On Friday we reworked our schedule due to Weinstein’s illness: for the first half of Ethics and Leadership class the students learned meet-and-greet survival skills (everything from “How do you make a successful elevator pitch?” to “How do you get out of a conversation with someone who won’t stop talking?”).  For the second, we welcomed Rob Anders, a former Army Ranger and platoon leader in Afghanistan who is the author of Winning Paktika: Counterinsurgency in Afghanistan.  Anders was the chief liaison to the highest ranking Afghan leaders in Paktika province during his tour in Afghanistan, among other distinctions. He took the students through an engaging step-by-step encounter with the enemy that forced students to use their ethical critical thinking skills and answer the question: *How do you respond to enemy fire when your commanding officer has instructed you to “win the war without killing a single person”? *

On the following Monday, Weinstein returned to play the Director of the Fridie Foundation.  Each group suggested a different funding allocation strategy, and each was forced to defend it.  (We’ll let the students tell you the final allocation!)  Later, as the students reflected as a group, many began to realize the point of the exercise: they could apply the lessons they learned about making an organization worthy of funding to their own SEGL venture project.

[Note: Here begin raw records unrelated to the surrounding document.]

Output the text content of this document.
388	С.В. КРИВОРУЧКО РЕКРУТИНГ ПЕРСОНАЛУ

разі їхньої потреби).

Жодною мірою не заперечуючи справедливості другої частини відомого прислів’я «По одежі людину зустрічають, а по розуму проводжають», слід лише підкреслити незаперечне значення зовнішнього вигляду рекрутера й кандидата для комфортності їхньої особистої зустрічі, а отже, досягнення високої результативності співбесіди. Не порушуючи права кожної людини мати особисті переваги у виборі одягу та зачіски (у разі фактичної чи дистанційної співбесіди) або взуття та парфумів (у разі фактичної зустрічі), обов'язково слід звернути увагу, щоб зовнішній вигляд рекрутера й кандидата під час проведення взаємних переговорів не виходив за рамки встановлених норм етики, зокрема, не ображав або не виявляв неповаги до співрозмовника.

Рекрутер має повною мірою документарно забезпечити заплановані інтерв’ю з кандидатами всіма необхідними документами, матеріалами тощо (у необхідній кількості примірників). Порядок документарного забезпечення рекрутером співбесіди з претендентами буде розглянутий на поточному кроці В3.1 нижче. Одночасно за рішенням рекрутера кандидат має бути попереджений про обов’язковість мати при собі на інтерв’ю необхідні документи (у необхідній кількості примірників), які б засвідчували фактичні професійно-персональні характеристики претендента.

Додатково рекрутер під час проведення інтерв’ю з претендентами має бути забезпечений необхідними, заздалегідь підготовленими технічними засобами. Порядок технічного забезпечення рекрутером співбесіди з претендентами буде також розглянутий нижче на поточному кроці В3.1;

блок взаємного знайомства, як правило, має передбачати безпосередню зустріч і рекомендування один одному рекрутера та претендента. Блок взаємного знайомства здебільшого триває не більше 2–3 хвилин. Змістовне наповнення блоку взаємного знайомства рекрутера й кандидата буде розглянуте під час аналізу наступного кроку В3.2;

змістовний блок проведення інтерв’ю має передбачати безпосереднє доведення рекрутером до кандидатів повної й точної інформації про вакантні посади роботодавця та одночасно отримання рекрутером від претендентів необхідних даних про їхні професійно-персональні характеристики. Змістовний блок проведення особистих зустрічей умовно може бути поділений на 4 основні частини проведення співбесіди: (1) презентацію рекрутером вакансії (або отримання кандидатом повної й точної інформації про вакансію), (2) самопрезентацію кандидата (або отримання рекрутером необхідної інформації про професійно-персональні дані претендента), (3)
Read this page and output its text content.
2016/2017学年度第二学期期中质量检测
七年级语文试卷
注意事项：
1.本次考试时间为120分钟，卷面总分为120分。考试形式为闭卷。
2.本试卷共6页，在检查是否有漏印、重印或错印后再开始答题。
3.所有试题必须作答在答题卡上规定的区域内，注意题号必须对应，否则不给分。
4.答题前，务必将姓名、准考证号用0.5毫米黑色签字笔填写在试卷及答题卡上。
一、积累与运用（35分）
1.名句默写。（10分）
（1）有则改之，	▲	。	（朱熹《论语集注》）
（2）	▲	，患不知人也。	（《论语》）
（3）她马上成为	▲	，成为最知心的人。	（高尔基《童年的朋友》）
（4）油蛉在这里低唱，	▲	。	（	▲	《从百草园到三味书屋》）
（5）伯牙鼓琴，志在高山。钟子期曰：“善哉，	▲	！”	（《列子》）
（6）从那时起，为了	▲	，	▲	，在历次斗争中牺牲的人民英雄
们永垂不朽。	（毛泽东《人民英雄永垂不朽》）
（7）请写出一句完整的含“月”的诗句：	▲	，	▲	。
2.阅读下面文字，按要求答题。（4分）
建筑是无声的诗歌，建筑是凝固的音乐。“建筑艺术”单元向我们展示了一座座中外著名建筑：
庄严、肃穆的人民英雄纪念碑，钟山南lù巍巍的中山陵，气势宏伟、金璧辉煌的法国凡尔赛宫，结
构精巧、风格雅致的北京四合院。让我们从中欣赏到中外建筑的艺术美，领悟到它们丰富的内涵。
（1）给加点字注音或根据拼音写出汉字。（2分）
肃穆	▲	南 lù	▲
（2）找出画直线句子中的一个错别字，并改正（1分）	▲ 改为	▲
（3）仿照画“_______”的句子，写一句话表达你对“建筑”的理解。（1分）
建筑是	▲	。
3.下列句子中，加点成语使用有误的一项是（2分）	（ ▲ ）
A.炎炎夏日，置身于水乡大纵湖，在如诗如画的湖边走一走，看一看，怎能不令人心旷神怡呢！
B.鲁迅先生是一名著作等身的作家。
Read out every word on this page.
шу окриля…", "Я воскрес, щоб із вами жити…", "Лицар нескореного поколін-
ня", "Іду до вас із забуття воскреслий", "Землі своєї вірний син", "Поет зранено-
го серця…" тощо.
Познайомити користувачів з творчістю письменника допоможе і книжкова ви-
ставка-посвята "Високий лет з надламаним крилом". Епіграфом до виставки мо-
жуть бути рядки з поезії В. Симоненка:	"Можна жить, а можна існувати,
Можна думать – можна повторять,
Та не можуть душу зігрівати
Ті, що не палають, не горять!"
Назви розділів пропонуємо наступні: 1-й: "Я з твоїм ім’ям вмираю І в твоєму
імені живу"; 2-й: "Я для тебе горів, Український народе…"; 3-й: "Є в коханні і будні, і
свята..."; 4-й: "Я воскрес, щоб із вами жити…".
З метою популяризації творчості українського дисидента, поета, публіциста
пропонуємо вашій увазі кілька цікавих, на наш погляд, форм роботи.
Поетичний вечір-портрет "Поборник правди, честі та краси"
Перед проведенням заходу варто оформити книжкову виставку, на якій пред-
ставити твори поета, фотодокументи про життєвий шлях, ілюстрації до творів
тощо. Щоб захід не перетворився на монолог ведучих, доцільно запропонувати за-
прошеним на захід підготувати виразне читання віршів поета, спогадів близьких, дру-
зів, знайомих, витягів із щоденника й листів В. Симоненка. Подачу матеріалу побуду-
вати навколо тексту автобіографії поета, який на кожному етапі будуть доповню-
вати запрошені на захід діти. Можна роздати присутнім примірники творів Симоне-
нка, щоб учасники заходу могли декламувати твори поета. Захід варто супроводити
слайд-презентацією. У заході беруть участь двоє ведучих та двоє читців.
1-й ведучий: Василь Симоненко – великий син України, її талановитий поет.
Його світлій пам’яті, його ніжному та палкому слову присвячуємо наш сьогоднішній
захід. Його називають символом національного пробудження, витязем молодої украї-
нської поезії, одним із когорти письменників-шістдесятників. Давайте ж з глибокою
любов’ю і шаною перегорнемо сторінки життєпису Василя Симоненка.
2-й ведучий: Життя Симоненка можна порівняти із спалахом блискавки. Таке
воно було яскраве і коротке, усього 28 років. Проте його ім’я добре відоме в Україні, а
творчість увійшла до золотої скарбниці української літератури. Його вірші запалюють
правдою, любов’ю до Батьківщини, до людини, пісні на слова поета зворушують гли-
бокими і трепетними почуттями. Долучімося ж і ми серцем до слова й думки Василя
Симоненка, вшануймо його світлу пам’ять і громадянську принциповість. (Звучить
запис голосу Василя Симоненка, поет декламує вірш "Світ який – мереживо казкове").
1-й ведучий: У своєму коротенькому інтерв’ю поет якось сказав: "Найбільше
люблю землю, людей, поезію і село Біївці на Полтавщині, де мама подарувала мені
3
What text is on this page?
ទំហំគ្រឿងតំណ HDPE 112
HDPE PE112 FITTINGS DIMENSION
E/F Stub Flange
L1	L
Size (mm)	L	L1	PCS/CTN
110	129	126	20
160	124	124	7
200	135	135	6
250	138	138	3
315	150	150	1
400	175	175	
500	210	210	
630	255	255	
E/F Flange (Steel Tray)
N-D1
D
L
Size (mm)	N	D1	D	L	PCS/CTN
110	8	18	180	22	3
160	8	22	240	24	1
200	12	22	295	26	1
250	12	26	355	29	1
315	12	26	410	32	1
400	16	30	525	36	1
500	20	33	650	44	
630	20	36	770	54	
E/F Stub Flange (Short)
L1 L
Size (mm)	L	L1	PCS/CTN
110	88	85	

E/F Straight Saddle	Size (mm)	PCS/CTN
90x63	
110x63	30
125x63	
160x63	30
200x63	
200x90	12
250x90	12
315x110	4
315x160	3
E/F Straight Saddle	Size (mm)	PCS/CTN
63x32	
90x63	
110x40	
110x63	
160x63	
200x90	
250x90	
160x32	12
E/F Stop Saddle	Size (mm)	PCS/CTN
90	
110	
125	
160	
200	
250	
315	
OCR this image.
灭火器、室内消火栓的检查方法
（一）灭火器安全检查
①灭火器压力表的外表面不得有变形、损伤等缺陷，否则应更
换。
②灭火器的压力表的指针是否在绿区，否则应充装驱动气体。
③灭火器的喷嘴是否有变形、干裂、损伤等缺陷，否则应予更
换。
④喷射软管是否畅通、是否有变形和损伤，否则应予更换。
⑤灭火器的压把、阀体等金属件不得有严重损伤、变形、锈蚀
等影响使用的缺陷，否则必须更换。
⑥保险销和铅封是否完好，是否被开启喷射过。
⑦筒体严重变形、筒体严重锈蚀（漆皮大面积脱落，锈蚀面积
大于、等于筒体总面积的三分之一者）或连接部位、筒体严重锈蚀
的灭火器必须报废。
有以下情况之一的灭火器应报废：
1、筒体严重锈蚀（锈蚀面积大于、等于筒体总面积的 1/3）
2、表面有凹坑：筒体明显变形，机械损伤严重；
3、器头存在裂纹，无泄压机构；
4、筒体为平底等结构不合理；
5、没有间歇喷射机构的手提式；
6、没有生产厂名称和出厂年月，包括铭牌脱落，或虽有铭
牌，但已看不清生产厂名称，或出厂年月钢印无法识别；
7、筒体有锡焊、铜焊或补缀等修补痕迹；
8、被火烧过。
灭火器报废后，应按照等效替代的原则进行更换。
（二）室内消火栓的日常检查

This week we are meeting with leading DC-area social entrepreneurs who are giving their own first-hand account of starting and sustaining a change-making organization: Aleta Margolis, founder of the Center for Inspired Teaching and Eddie Ferrer, founder of DC Lawyers for Youth.  And on Friday we have invited dozens of DC-area professionals for a networking event so that students can practice their new elevator pitches and other newfound social skills.